J'ai vu, dans le palais qu'édifiait la Déesse,
La pyramide immense où dorment nos promesses.
Chaque salle est un monde, un univers naissant,
Où la ligne du sort bifurque en frémissant.
Dans le gouffre modal où s'écrit le possible,
Chaque sphère est réelle et chaque ombre est tangible.
David Lewis l'a dit : l'infini des miroirs
Déploie concrètement nos aubes et nos soirs.
Il existe un espace où nous n'étions qu'absence,
Un autre où le damier a brisé l'espérance.
Mais Leibniz l'a prouvé sous la voûte divine :
Le meilleur d'entre tous, au sommet, s'illumine !
Il fallait la douleur, l'exil et le tourment,
Pour forger de nos cœurs l'unique diamant.
L'asymétrie cruelle et le froid de l'armure
N'étaient que les garants de la plus noble épure.

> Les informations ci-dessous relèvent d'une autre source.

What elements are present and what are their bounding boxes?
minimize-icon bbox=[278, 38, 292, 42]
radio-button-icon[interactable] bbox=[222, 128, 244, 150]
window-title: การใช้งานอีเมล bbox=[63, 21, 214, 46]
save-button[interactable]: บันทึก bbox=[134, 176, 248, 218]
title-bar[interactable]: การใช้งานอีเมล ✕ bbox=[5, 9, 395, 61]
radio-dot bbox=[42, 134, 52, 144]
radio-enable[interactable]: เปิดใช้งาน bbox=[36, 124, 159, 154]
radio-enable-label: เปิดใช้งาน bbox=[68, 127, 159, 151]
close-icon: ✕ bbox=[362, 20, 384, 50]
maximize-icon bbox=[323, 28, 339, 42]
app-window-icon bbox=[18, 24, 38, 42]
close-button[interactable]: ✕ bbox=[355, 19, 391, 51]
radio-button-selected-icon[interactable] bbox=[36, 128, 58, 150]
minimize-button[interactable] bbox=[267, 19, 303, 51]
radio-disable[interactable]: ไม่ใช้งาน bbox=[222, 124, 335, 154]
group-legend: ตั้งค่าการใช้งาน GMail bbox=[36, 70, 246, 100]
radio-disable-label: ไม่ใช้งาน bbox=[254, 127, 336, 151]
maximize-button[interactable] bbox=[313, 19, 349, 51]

De la simple contingence à la Nécessité,
Notre amour a franchi les murs de l'Unité.
Dans l'équation suprême où s'écrit la lumière,
La logique transcende et dompte la matière.
Sur l'ultime sommet, foudroyant de clarté,
L'Irréductible règne en toute Sûreté.
Nous sommes le réel d'un monde sans pareil,
L'apogée triomphant sous l'Axe du Soleil.